I shook my head. “I don’t like cats,” I tried to explain. “And her cats hate me.”
“What does she like?,” he asked again. “I have just plain bead necklace…”
That sounded boring. Then I remembered that Joyce does like something Chinese a lot:
“Do you have anything with pandas?”
Ryan smiled. “I have delightful panda necklace,” he said. He went for another of what must have been a thousand identical cardboard boxes, but, sure enough, it contained a panda necklace.
A pretty dang cool one. It didn’t just have a panda pendant, it had eight little pandas in four colors of jade connected by a thin chain.

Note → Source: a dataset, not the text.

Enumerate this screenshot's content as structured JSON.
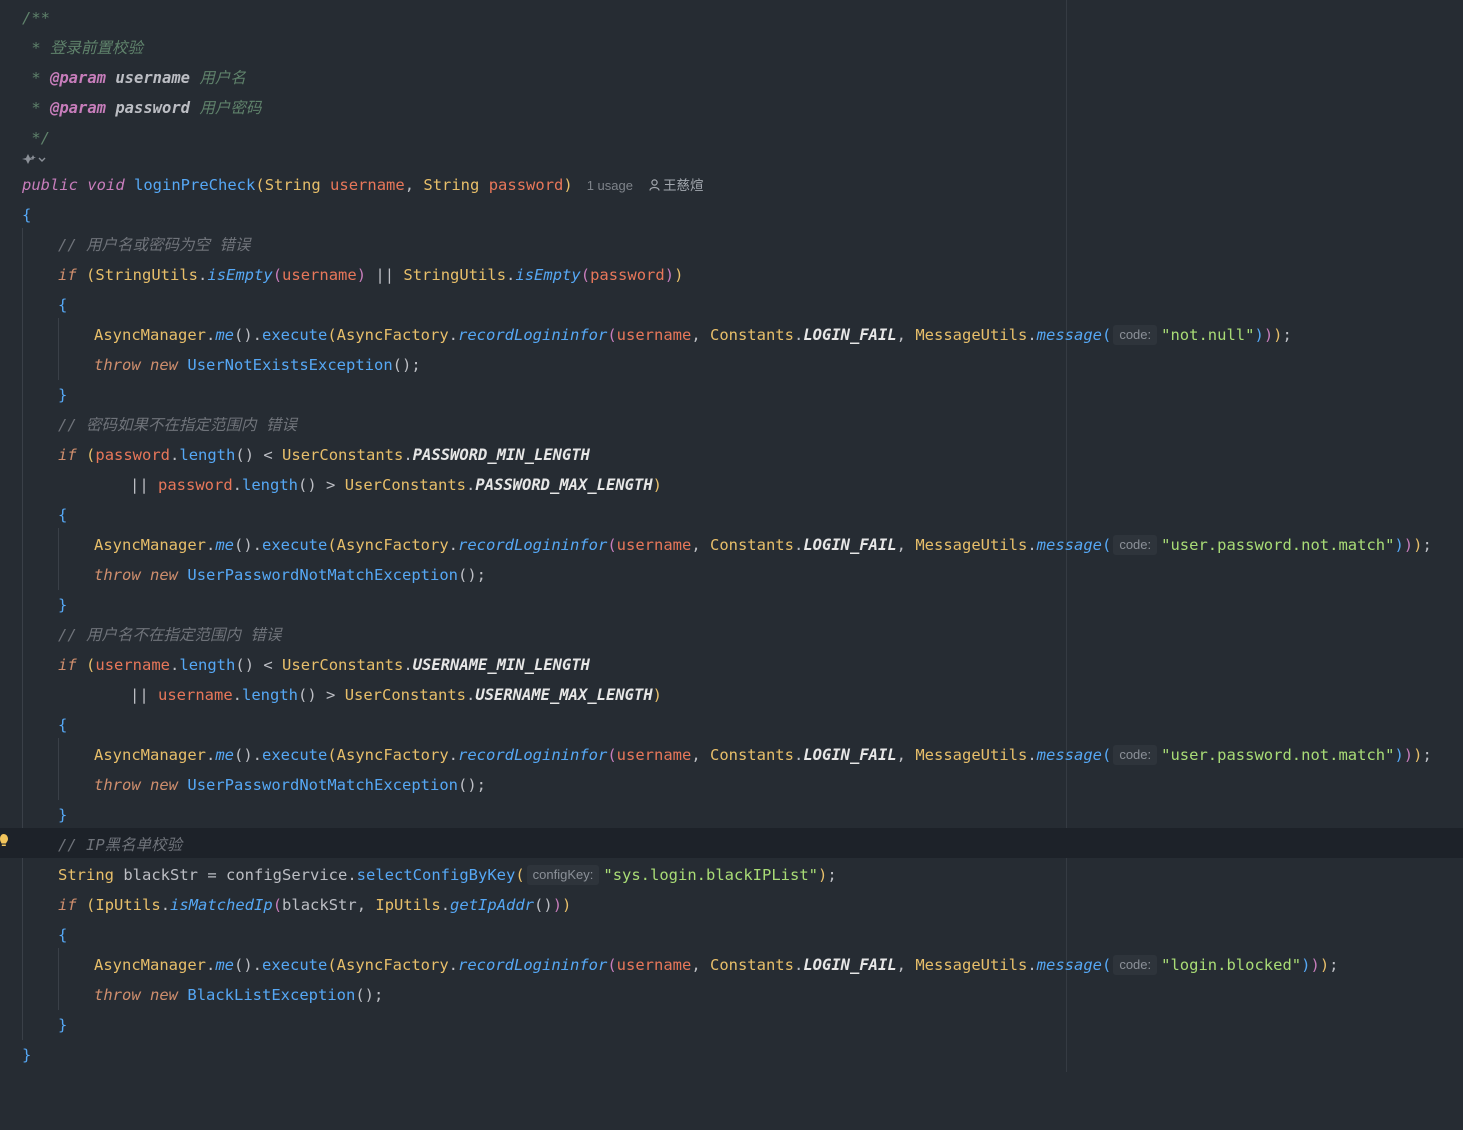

“Chain is gold,” Ryan said, “so necklace costs more than cat necklace, but there is no danger it turn your girlfriend’s neck green. Eight is lucky number,” Ryan then said. “Will bring good luck in new year. You like?”
I actually did, although there was some sticker shock when he gave me the price. (Ryan: “some of this is tourist junk…this necklace real jewelry.”)

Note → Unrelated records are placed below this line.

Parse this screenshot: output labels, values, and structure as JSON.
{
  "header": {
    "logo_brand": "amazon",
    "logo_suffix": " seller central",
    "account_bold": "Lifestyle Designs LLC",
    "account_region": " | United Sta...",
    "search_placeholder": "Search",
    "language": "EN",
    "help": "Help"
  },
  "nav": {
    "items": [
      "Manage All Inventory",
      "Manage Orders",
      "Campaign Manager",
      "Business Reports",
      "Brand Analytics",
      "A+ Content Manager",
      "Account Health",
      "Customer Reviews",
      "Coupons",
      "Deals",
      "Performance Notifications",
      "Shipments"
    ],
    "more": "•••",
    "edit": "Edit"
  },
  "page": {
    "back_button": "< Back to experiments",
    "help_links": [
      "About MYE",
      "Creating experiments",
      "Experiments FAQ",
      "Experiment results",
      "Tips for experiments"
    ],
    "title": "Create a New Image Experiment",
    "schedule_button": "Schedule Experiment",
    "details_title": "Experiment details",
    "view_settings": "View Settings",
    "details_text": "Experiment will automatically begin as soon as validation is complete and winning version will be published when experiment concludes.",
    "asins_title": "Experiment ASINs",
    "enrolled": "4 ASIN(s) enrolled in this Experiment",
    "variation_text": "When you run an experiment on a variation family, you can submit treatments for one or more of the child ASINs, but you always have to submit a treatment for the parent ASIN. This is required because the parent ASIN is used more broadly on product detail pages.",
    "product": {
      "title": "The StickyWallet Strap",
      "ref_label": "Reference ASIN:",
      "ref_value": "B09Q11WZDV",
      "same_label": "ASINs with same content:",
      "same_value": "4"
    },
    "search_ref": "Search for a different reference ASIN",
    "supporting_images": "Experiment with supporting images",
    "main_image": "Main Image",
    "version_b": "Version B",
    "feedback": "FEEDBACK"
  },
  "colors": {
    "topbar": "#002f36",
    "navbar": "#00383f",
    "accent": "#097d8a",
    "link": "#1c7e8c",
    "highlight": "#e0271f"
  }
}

So I went for it. Joyce certainly deserves all the nice things I can buy her, and, although we really like the pillows I got her for Christmas, maybe it was time that I got her something a little more romantic. So I paid Ryan the “special price for friend of Mr. Penner” and took the necklace, feeling that I bought Joyce something really cool for Valentine’s Day.

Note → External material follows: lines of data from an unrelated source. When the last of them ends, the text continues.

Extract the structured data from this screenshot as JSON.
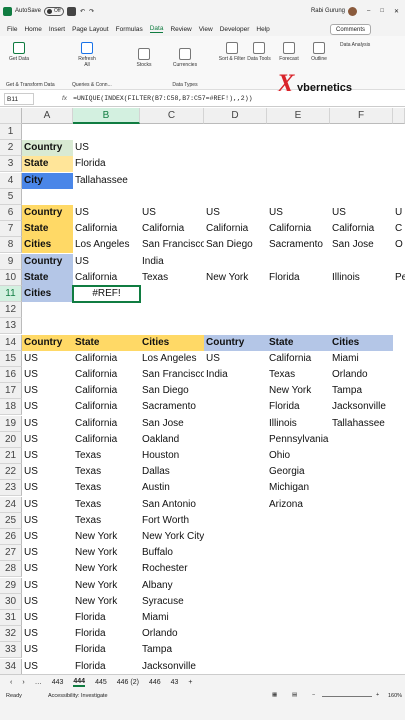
{
  "titlebar": {
    "autosave": "AutoSave",
    "toggle": "Off",
    "user": "Rabi Gurung"
  },
  "menu": [
    "File",
    "Home",
    "Insert",
    "Page Layout",
    "Formulas",
    "Data",
    "Review",
    "View",
    "Developer",
    "Help"
  ],
  "menu_active": "Data",
  "comments": "Comments",
  "ribbon": {
    "get_data": "Get Data",
    "refresh": "Refresh All",
    "stocks": "Stocks",
    "currencies": "Currencies",
    "sort_filter": "Sort & Filter",
    "data_tools": "Data Tools",
    "forecast": "Forecast",
    "outline": "Outline",
    "data_analysis": "Data Analysis",
    "group1": "Get & Transform Data",
    "group2": "Queries & Conn...",
    "group3": "Data Types"
  },
  "formula_bar": {
    "name_box": "B11",
    "formula": "=UNIQUE(INDEX(FILTER(B7:C58,B7:C57=#REF!),,2))"
  },
  "logo": {
    "x_glyph": "X",
    "text": "ybernetics"
  },
  "columns": [
    "A",
    "B",
    "C",
    "D",
    "E",
    "F"
  ],
  "rows": [
    "1",
    "2",
    "3",
    "4",
    "5",
    "6",
    "7",
    "8",
    "9",
    "10",
    "11",
    "12",
    "13",
    "14",
    "15",
    "16",
    "17",
    "18",
    "19",
    "20",
    "21",
    "22",
    "23",
    "24",
    "25",
    "26",
    "27",
    "28",
    "29",
    "30",
    "31",
    "32",
    "33",
    "34"
  ],
  "cells": {
    "r2": [
      "Country",
      "US"
    ],
    "r3": [
      "State",
      "Florida"
    ],
    "r4": [
      "City",
      "Tallahassee"
    ],
    "r6": [
      "Country",
      "US",
      "US",
      "US",
      "US",
      "US",
      "U"
    ],
    "r7": [
      "State",
      "California",
      "California",
      "California",
      "California",
      "California",
      "C"
    ],
    "r8": [
      "Cities",
      "Los Angeles",
      "San Francisco",
      "San Diego",
      "Sacramento",
      "San Jose",
      "O"
    ],
    "r9": [
      "Country",
      "US",
      "India"
    ],
    "r10": [
      "State",
      "California",
      "Texas",
      "New York",
      "Florida",
      "Illinois",
      "Pe"
    ],
    "r11": [
      "Cities",
      "#REF!"
    ],
    "r14": [
      "Country",
      "State",
      "Cities",
      "Country",
      "State",
      "Cities"
    ],
    "table_left": [
      [
        "US",
        "California",
        "Los Angeles"
      ],
      [
        "US",
        "California",
        "San Francisco"
      ],
      [
        "US",
        "California",
        "San Diego"
      ],
      [
        "US",
        "California",
        "Sacramento"
      ],
      [
        "US",
        "California",
        "San Jose"
      ],
      [
        "US",
        "California",
        "Oakland"
      ],
      [
        "US",
        "Texas",
        "Houston"
      ],
      [
        "US",
        "Texas",
        "Dallas"
      ],
      [
        "US",
        "Texas",
        "Austin"
      ],
      [
        "US",
        "Texas",
        "San Antonio"
      ],
      [
        "US",
        "Texas",
        "Fort Worth"
      ],
      [
        "US",
        "New York",
        "New York City"
      ],
      [
        "US",
        "New York",
        "Buffalo"
      ],
      [
        "US",
        "New York",
        "Rochester"
      ],
      [
        "US",
        "New York",
        "Albany"
      ],
      [
        "US",
        "New York",
        "Syracuse"
      ],
      [
        "US",
        "Florida",
        "Miami"
      ],
      [
        "US",
        "Florida",
        "Orlando"
      ],
      [
        "US",
        "Florida",
        "Tampa"
      ],
      [
        "US",
        "Florida",
        "Jacksonville"
      ]
    ],
    "table_right": [
      [
        "US",
        "California",
        "Miami"
      ],
      [
        "India",
        "Texas",
        "Orlando"
      ],
      [
        "",
        "New York",
        "Tampa"
      ],
      [
        "",
        "Florida",
        "Jacksonville"
      ],
      [
        "",
        "Illinois",
        "Tallahassee"
      ],
      [
        "",
        "Pennsylvania",
        ""
      ],
      [
        "",
        "Ohio",
        ""
      ],
      [
        "",
        "Georgia",
        ""
      ],
      [
        "",
        "Michigan",
        ""
      ],
      [
        "",
        "Arizona",
        ""
      ]
    ]
  },
  "sheets": [
    "443",
    "444",
    "445",
    "446 (2)",
    "446",
    "43"
  ],
  "sheet_active": "444",
  "status": {
    "ready": "Ready",
    "accessibility": "Accessibility: Investigate",
    "zoom": "160%"
  },
  "colors": {
    "green_hdr": "#d9ead3",
    "yellow_hdr": "#ffe599",
    "blue_hdr": "#4a86e8",
    "gold": "#ffd966",
    "lightblue": "#b4c6e7",
    "accent": "#107c41"
  }
}
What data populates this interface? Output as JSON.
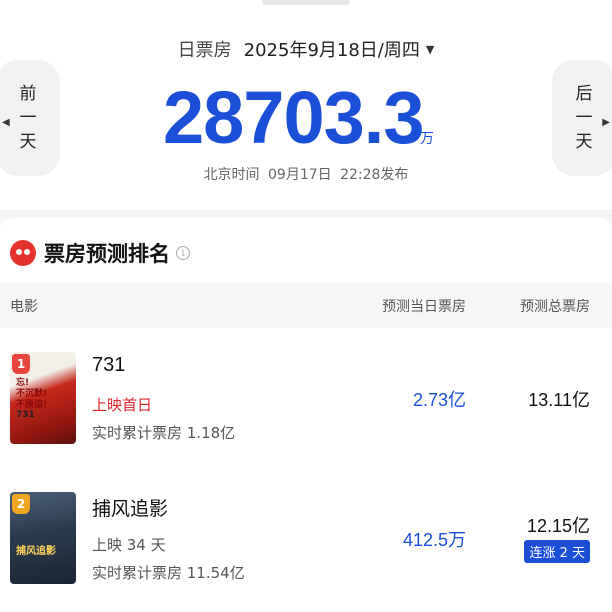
{
  "header": {
    "label": "日票房",
    "date": "2025年9月18日/周四",
    "prev_label": [
      "前",
      "一",
      "天"
    ],
    "next_label": [
      "后",
      "一",
      "天"
    ],
    "total": "28703.3",
    "unit": "万",
    "publish_text": "北京时间 09月17日 22:28发布"
  },
  "panel": {
    "title": "票房预测排名",
    "info_icon": "info-icon",
    "columns": {
      "film": "电影",
      "day": "预测当日票房",
      "total": "预测总票房"
    }
  },
  "films": [
    {
      "rank": "1",
      "name": "731",
      "status": "上映首日",
      "cumulative": "实时累计票房 1.18亿",
      "pred_day": "2.73亿",
      "pred_total": "13.11亿",
      "badge": ""
    },
    {
      "rank": "2",
      "name": "捕风追影",
      "status": "上映 34 天",
      "cumulative": "实时累计票房 11.54亿",
      "pred_day": "412.5万",
      "pred_total": "12.15亿",
      "badge": "连涨 2 天"
    }
  ],
  "poster_text": {
    "p1_line1": "忘!",
    "p1_line2": "不沉默!",
    "p1_line3": "不原谅!",
    "p1_num": "731"
  },
  "colors": {
    "accent": "#1b4fd8",
    "red": "#d8232a",
    "rank1": "#e8453c",
    "rank2": "#f0a51e"
  }
}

Ryan also gave me the address for the place in San Gabriel where I was to go and pick up the assorted dim sum for Valentine’s Day from the grandmother who was making them for us. I took the necklace with me back to San Marino after a stop at Target to find just the right Valentine card (I had good luck there last year, if y’all remember) and wrapping paper, now that I had a package to wrap. (Joyce has given me a tip or two on how to wrap a present properly; I don’t do masterpieces like she does, but I can at least get the paper around the box and have it look nice.)